We are not only to preach the Good News, we are to put the good news in action by working for a better world, a world of life, love and hope, not despair, hatred and death.
Our world is full of despair. The Easter message of the Gospel can bring hope—not just an individual basis but for communities, and nations.
Author Nancy Sehested writes:
“Resurrection happened not with trumpet sounds, and Easter lilies and budding trees and a great burst of sunlight, but in the early morning mist, while it was too dark to see clearly. It came through weeping and weariness, through fear and confusion, through the disorientation of grief, through arms reaching out to feel the way in the darkness. . . It came because God is a God who breathes life into dead bones.”

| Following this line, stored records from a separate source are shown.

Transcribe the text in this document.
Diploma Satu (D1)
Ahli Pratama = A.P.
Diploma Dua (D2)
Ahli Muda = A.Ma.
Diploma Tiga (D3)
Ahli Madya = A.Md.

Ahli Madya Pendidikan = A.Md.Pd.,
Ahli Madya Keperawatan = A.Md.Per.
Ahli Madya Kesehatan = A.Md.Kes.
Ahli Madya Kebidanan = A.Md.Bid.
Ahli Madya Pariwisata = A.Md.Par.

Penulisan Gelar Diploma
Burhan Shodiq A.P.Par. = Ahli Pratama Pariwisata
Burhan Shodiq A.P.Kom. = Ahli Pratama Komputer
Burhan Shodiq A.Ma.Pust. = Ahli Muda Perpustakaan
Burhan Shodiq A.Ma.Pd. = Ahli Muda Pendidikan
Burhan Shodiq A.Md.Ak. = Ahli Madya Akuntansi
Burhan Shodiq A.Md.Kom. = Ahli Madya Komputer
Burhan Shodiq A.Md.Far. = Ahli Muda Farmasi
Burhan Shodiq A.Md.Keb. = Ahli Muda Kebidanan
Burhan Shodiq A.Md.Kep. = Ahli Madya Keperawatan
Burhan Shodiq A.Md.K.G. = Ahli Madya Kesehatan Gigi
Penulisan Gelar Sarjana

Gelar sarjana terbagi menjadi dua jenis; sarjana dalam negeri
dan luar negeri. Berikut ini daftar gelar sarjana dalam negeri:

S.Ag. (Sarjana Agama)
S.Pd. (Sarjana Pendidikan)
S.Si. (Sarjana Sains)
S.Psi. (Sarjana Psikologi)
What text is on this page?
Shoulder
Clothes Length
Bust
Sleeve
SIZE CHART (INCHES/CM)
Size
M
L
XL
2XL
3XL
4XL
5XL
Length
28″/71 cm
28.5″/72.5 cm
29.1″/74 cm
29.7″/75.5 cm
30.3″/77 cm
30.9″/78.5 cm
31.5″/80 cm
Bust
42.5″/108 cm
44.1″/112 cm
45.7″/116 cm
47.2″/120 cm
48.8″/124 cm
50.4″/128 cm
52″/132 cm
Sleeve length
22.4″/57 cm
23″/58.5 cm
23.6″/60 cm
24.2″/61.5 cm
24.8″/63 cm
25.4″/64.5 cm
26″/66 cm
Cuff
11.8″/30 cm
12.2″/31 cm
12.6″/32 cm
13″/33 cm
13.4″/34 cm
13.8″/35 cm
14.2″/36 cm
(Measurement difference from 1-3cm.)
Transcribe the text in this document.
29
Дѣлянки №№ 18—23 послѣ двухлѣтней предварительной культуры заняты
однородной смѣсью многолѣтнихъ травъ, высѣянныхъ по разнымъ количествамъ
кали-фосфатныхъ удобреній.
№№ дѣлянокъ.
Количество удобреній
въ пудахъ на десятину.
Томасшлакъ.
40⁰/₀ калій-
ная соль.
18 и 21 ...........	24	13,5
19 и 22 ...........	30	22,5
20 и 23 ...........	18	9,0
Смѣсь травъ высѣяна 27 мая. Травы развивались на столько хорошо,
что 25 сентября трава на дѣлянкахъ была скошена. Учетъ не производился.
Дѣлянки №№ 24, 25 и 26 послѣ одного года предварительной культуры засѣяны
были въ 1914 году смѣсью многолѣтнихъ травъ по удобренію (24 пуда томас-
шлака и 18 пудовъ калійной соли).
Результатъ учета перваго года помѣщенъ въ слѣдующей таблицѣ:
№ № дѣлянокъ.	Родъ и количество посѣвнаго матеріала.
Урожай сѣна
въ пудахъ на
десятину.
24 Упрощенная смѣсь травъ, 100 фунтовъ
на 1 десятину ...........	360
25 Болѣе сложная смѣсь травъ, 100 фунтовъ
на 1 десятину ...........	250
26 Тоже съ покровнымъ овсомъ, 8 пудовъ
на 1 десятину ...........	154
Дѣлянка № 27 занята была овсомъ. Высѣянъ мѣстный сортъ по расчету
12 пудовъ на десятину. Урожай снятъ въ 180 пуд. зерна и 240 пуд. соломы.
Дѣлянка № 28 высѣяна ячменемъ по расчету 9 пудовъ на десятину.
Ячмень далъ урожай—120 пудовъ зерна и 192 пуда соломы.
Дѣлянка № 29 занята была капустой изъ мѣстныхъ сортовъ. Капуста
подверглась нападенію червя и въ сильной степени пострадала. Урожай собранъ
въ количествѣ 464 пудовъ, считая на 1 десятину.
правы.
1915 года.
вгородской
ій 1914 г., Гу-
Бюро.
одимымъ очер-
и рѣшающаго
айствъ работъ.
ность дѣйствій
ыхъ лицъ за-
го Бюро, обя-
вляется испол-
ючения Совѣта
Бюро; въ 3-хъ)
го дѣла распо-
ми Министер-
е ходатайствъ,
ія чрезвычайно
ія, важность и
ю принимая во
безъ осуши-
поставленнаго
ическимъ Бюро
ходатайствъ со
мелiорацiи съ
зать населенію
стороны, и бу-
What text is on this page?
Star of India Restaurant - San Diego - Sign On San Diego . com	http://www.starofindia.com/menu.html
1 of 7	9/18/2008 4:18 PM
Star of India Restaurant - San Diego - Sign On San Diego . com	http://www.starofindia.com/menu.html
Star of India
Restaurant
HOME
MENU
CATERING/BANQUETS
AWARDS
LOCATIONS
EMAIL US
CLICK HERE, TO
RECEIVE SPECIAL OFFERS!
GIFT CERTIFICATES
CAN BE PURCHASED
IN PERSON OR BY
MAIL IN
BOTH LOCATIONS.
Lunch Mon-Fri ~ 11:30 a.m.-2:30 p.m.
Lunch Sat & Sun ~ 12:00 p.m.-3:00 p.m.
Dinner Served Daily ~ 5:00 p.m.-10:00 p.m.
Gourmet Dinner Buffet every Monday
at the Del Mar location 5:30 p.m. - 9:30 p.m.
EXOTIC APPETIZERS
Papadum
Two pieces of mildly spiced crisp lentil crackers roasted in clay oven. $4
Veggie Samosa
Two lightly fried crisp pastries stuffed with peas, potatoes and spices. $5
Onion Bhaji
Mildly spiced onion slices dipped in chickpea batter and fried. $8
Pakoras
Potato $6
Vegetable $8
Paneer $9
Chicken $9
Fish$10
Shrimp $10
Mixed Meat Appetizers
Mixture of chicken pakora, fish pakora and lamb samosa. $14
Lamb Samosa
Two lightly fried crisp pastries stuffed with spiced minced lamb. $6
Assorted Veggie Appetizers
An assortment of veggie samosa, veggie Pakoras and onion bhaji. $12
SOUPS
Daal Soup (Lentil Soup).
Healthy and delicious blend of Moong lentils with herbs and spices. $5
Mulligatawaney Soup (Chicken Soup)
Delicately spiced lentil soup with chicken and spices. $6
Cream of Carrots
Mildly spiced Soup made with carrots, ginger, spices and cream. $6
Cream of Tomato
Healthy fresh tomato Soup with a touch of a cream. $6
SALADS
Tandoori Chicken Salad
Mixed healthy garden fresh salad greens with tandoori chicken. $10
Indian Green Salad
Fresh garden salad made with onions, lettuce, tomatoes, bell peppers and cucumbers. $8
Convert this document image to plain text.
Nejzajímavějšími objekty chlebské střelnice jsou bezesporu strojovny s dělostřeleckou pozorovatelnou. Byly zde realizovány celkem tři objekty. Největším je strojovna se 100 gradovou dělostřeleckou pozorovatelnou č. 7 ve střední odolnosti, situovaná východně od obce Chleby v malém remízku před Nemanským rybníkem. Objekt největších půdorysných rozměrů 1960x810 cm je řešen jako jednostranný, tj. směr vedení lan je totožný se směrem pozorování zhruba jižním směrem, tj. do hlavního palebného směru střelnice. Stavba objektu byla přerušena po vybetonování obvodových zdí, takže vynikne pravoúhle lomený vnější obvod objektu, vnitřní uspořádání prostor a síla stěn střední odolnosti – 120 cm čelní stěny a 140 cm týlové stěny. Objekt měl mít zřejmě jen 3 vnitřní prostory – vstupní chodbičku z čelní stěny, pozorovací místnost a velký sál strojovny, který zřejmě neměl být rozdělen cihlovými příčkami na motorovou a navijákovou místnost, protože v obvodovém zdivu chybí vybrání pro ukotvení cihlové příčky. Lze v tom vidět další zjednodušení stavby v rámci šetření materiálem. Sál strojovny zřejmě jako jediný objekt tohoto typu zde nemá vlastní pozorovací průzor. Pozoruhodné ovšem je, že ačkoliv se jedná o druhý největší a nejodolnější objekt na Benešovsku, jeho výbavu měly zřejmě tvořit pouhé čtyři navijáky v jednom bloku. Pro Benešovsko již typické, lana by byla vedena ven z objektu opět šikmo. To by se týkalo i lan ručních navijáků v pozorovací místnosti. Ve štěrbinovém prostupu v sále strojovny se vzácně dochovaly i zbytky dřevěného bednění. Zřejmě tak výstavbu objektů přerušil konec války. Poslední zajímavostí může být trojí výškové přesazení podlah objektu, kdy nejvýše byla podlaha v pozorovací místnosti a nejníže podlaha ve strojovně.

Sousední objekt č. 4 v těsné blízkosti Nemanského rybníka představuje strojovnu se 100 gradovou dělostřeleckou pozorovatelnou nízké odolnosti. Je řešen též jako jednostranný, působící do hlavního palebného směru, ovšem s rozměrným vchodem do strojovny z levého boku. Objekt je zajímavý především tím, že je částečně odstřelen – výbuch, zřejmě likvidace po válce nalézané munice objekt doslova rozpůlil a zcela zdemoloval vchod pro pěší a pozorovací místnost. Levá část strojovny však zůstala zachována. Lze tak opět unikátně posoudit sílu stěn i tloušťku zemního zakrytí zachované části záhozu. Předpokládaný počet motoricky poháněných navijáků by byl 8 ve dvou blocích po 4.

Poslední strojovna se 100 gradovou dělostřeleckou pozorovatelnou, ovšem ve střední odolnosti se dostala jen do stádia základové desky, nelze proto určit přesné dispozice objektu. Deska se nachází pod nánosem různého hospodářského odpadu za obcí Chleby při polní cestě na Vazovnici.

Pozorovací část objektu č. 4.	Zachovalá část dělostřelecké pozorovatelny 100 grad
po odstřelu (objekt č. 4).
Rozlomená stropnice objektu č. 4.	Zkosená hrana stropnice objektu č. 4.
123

Easter is a new beginning. Nothing has changed, and yet everything has changed, now that Jesus has risen. With the new energy they have found the disciples begin the long and risky task of proclaiming the Gospel.
The Jewish authorities and the Roman authorities are still there. But they are soon to learn that by crucifying Jesus, they didn’t erase his memory, his ministry, his followers, or his power.
The same Peter who denied Jesus three times would become one of the early leaders on “The Way,” the name for the followers of Jesus—still a Jewish Christian sect at that time.
Peter, like many of the other disciples would meet his death at the hands of the Romans. . .but not before doing the groundwork for the building of the early Christian church.
Easter is something we still wonder at, as we mark this great festival each year. It is almost too much to comprehend.
Theologian Walter Bruggemann writes:
“Easter is not for arguing or explaining or disputing in order to domesticate it to our categories of reasonableness. It is for storytelling that leaves us in awe, and for preaching that asserts what the church knows deeply and trusts completely.”